Wednesday 16th December 2015Updating Your Portfolio
Well, it's just about that time again. The year is beginning to draw to a close, and it's a great time to look back at what you've accomplished over the past year. Hopefully you've grown and changed over the last 12 months, and produced a huge body of new work that will inspire you and drive you forwards into the next glorious year. But aside from all that lovely high-minded stuff, there are some relatively less exciting chores that are a good idea to get out of the way at the year's end - namely, updating your portfolio.
Some of you might find this an onerous task, sorting through your current portfolio and contrasting it with all your newly produced work. We all know how agonizing it can be to choose pieces for your portfolio: include too many and you'll hide your real triumphs, but omit too many and you'll lose a sense of your overall artistic style and progressions. Try to make it more of an enjoyable task, a kind of personal mini-retrospective about what you've managed over the last year, about how your personal style and artistic explorations have evolved from one year to the next.
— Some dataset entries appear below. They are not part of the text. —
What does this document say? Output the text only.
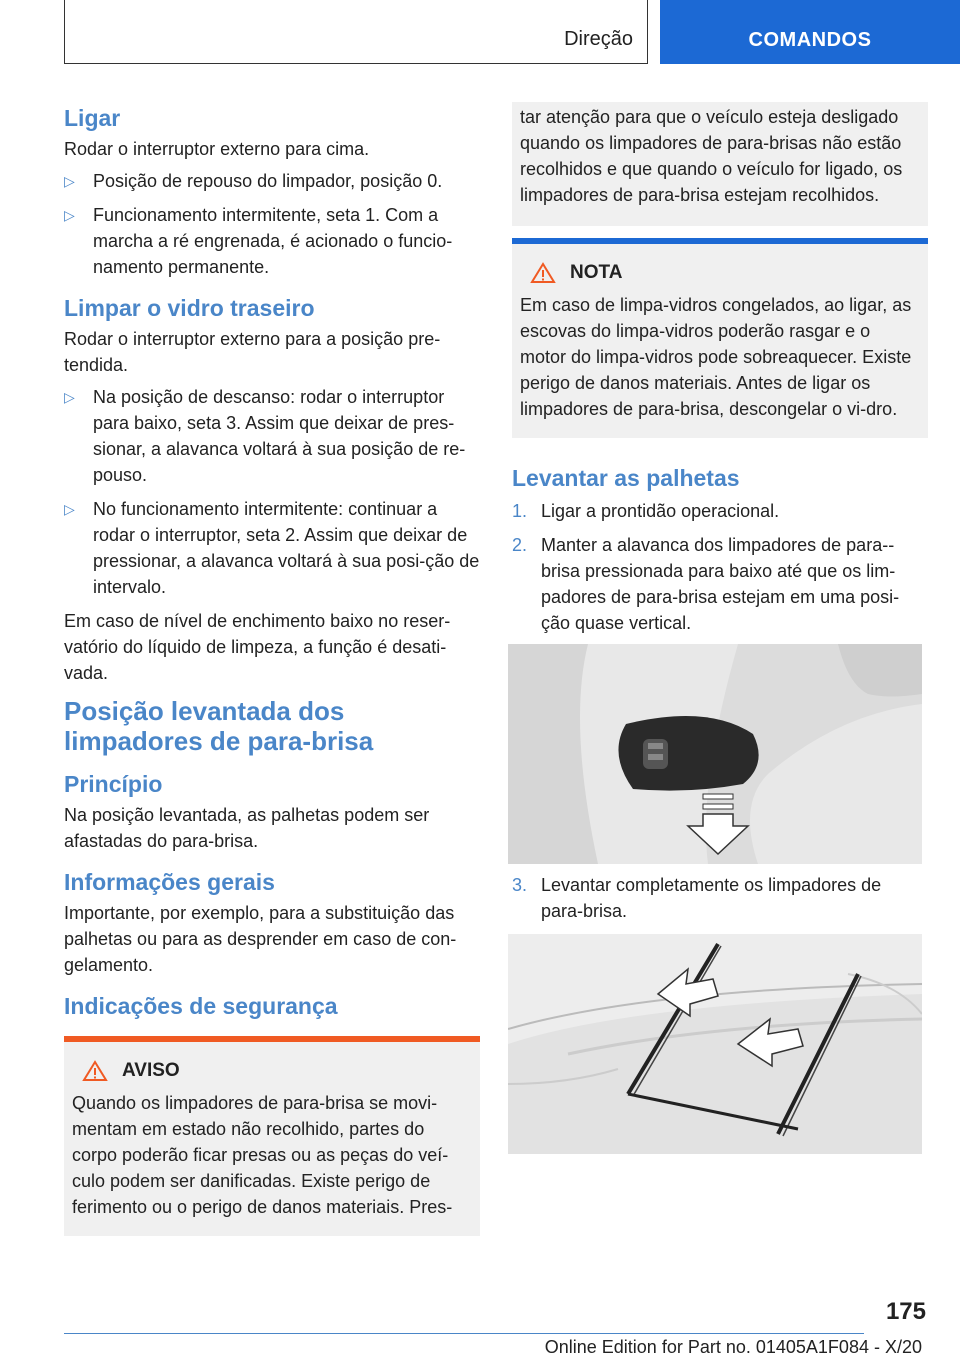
Direção	COMANDOS
Ligar

Rodar o interruptor externo para cima.

▷ Posição de repouso do limpador, posição 0.
▷ Funcionamento intermitente, seta 1. Com a marcha a ré engrenada, é acionado o funcio-namento permanente.
Limpar o vidro traseiro

Rodar o interruptor externo para a posição pre-tendida.

▷ Na posição de descanso: rodar o interruptor para baixo, seta 3. Assim que deixar de pres-sionar, a alavanca voltará à sua posição de re-pouso.
▷ No funcionamento intermitente: continuar a rodar o interruptor, seta 2. Assim que deixar de pressionar, a alavanca voltará à sua posi-ção de intervalo.

Em caso de nível de enchimento baixo no reser-vatório do líquido de limpeza, a função é desati-vada.

Posição levantada dos limpadores de para-brisa
Princípio

Na posição levantada, as palhetas podem ser afastadas do para-brisa.

Informações gerais

Importante, por exemplo, para a substituição das palhetas ou para as desprender em caso de con-gelamento.

Indicações de segurança
AVISO
Quando os limpadores de para-brisa se movi-mentam em estado não recolhido, partes do corpo poderão ficar presas ou as peças do veí-culo podem ser danificadas. Existe perigo de ferimento ou o perigo de danos materiais. Pres-
tar atenção para que o veículo esteja desligado quando os limpadores de para-brisas não estão recolhidos e que quando o veículo for ligado, os limpadores de para-brisa estejam recolhidos.
NOTA
Em caso de limpa-vidros congelados, ao ligar, as escovas do limpa-vidros poderão rasgar e o motor do limpa-vidros pode sobreaquecer. Existe perigo de danos materiais. Antes de ligar os limpadores de para-brisa, descongelar o vi-dro.
Levantar as palhetas
1. Ligar a prontidão operacional.
2. Manter a alavanca dos limpadores de para--brisa pressionada para baixo até que os lim-padores de para-brisa estejam em uma posi-ção quase vertical.
3. Levantar completamente os limpadores de para-brisa.
175
Online Edition for Part no. 01405A1F084 - X/20
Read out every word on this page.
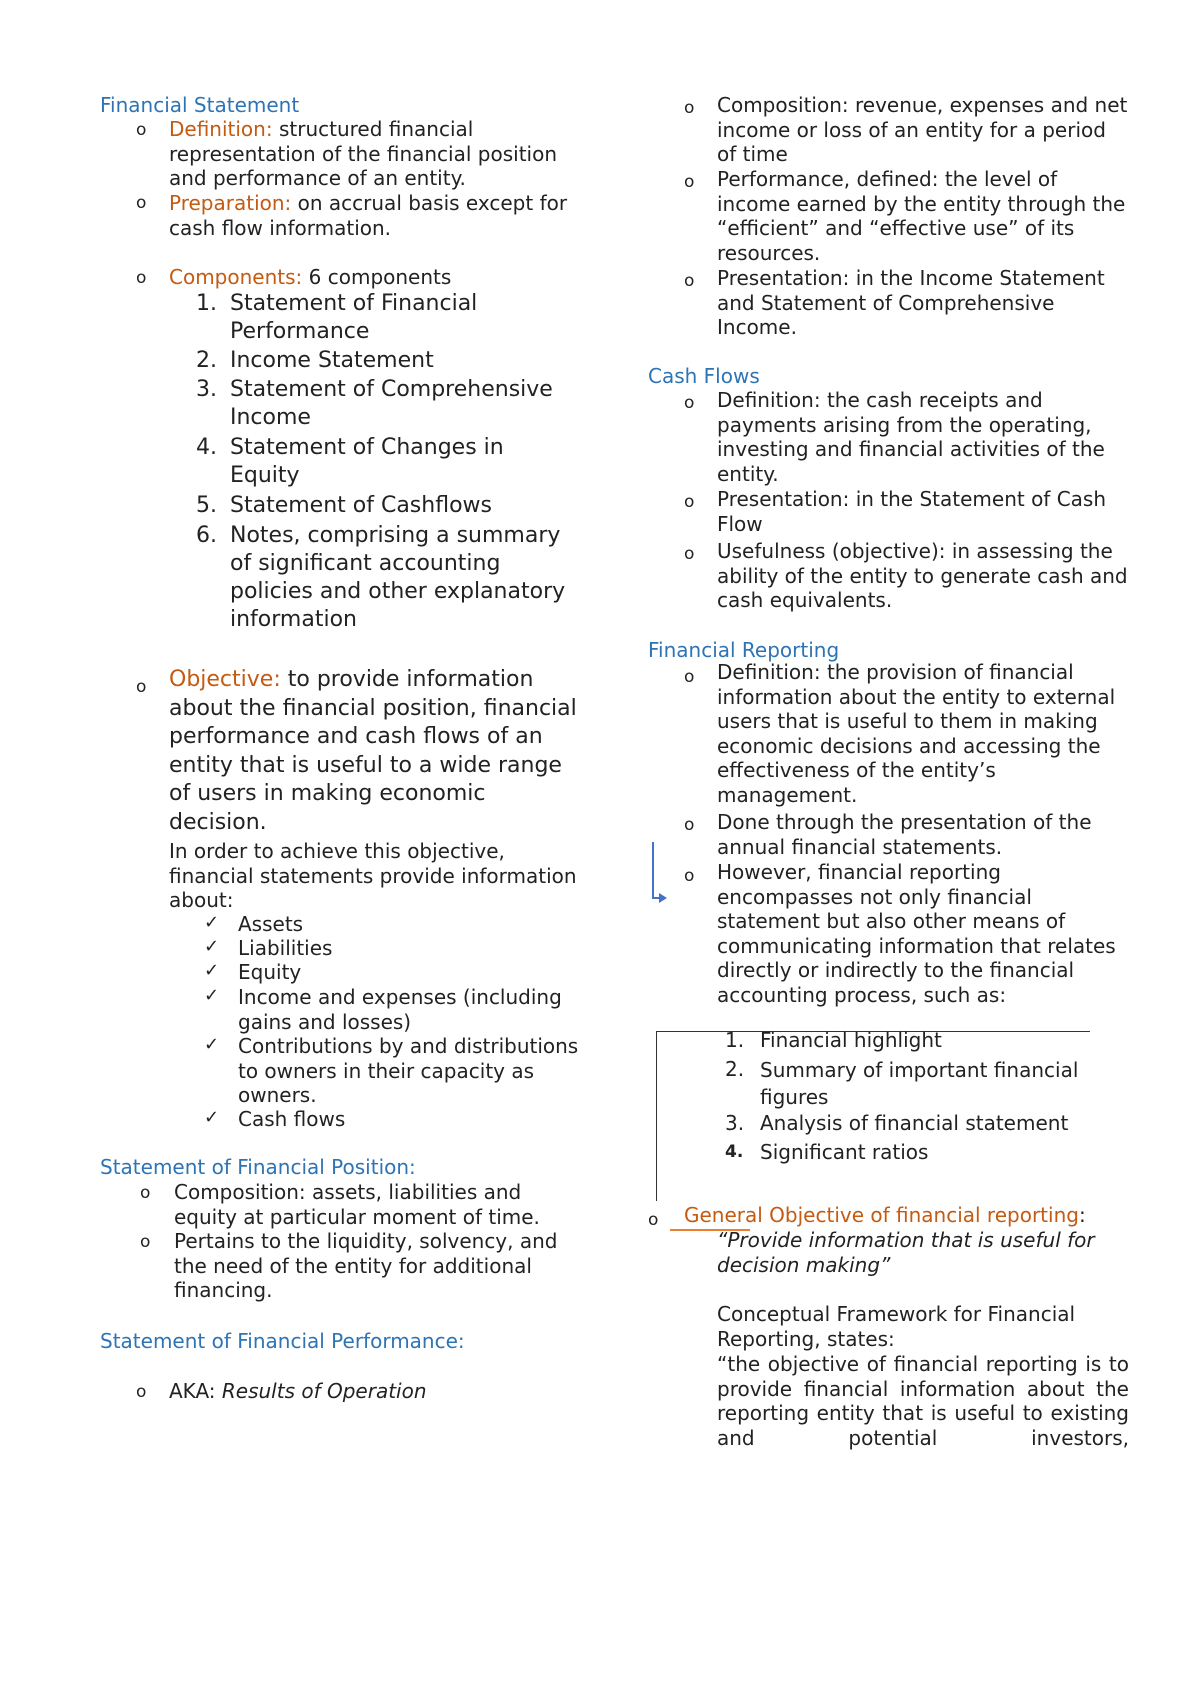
Financial Statement
o Definition: structured financial representation of the financial position and performance of an entity.
o Preparation: on accrual basis except for cash flow information.
o Components: 6 components
1. Statement of Financial Performance
2. Income Statement
3. Statement of Comprehensive Income
4. Statement of Changes in Equity
5. Statement of Cashflows
6. Notes, comprising a summary of significant accounting policies and other explanatory information
o Objective: to provide information about the financial position, financial performance and cash flows of an entity that is useful to a wide range of users in making economic decision.
In order to achieve this objective, financial statements provide information about:
✓ Assets
✓ Liabilities
✓ Equity
✓ Income and expenses (including gains and losses)
✓ Contributions by and distributions to owners in their capacity as owners.
✓ Cash flows
Statement of Financial Position:
o Composition: assets, liabilities and equity at particular moment of time.
o Pertains to the liquidity, solvency, and the need of the entity for additional financing.
Statement of Financial Performance:
o AKA: Results of Operation
o Composition: revenue, expenses and net income or loss of an entity for a period of time
o Performance, defined: the level of income earned by the entity through the “efficient” and “effective use” of its resources.
o Presentation: in the Income Statement and Statement of Comprehensive Income.
Cash Flows
o Definition: the cash receipts and payments arising from the operating, investing and financial activities of the entity.
o Presentation: in the Statement of Cash Flow
o Usefulness (objective): in assessing the ability of the entity to generate cash and cash equivalents.
Financial Reporting
o Definition: the provision of financial information about the entity to external users that is useful to them in making economic decisions and accessing the effectiveness of the entity’s management.
o Done through the presentation of the annual financial statements.
o However, financial reporting encompasses not only financial statement but also other means of communicating information that relates directly or indirectly to the financial accounting process, such as:
1. Financial highlight
2. Summary of important financial figures
3. Analysis of financial statement
4. Significant ratios
o General Objective of financial reporting:
“Provide information that is useful for decision making”
Conceptual Framework for Financial Reporting, states:
“the objective of financial reporting is to provide financial information about the reporting entity that is useful to existing and potential investors,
If you're lucky enough to generate your income from the arts, then you probably understand the value of an updated portfolio, but that doesn't necessarily mean you're always on top of things. If you develop an end of year ritual where you review and update, you'll always be on top of things, ready to show off your best and brightest ideas. For bonus points, you'll start this ritual every quarter, but unfortunately most of don't generate enough portfolio-worthy work that quickly!
If you're currently working primarily in analog media - painting, sculpture, etc - you may want to take this opportunity to start digitizing your portfolio, as one of the best ways to increase your exposure is to make it easy to find you! If you're already working with a digital portfolio, good on you - now is the time to make sure everything is optimized, updated, and properly tagged so that you can reach your potential fans.
Updating your portfolio can give you a proper sense of perspective looking backwards, seeing where you've come from and how you've evolved, but one of the most overlooked benefits of examining these things is how they inform where you'll go next. The new year is rapidly approaching, full of promise and potential triumphs, but only you can turn these promises and potentials into portfolio-worthy masterpieces.
Posted on December 16th 2015 on 04:31pm
Friday 15th November 2013Choosing Your Portfolio Pieces for Gallereo
No matter what type of artist you are or where you choose to exhibit your work, the single most important choice you have to make is which pieces to include in your portfolio. Selecting the work to include on your Gallereo page is almost important (if not more), because the body of work you choose to show potential customers will have a direct impact on their opinion of you and your body of work as whole, and so whether or not they want to buy one of your pieces.
Naturally, you're going to struggle with it. That's ok - it's a testament to your emotional connection to your work that you have a hard time sorting out what to include. Fortunately, Gallereo is almost infinitely flexible in the way you choose to organise your personal page. This allows you to categorise your work into various distinct bodies, which can be very useful if you've experimented with different types of media or with different styles within media. If you tend to find yourself working in series', then you've almost got a built-in categorisation system. The same applies if your style has evolved over time but you still want to sell some of your older work.
When it comes to selecting the pieces you want to show, remember that you obviously want to include the best of the best on the first page people see. While you have the option of including every single piece of work you've ever done, they're not likely to all show off your talents equally. It can be agonizing to make decisions about which pieces make the cut and which don't, but it's always worth it as it helps you to prioritise which pieces you feel are your best work. But beyond that, do you really have to choose which is "best"?
If you've already got a portfolio pre-Gallereo, think about the choices you made when you were selecting. Do the pieces still represent your style? Do they still represent your talent level? Do they still accurately represent that most-elusive thing, your artistic self-expression? You'll probably want to go back and include some additional pieces, and leave of the current ones out, but that's ok.
The important thing to remember is not to fall for the temptation to include everything you've ever done. You may think, 'Oh, well, it's all digital, I don't have to worry about space constraints!' - and you're right, but you do have to worry about the attention span of your audience. When another artist website is only a few clicks away, you have to make sure that you're captivating your audience or they're just going to wind up somewhere else - and showing 500 of your pieces on the front page is more likely to push them away than pull them in.
So plan carefully, and put your best foot forwards. Give viewers the chance to dig in deeper to your work if they want to, but pick the best of the best to put on your front page as a showcase of your range of abilities.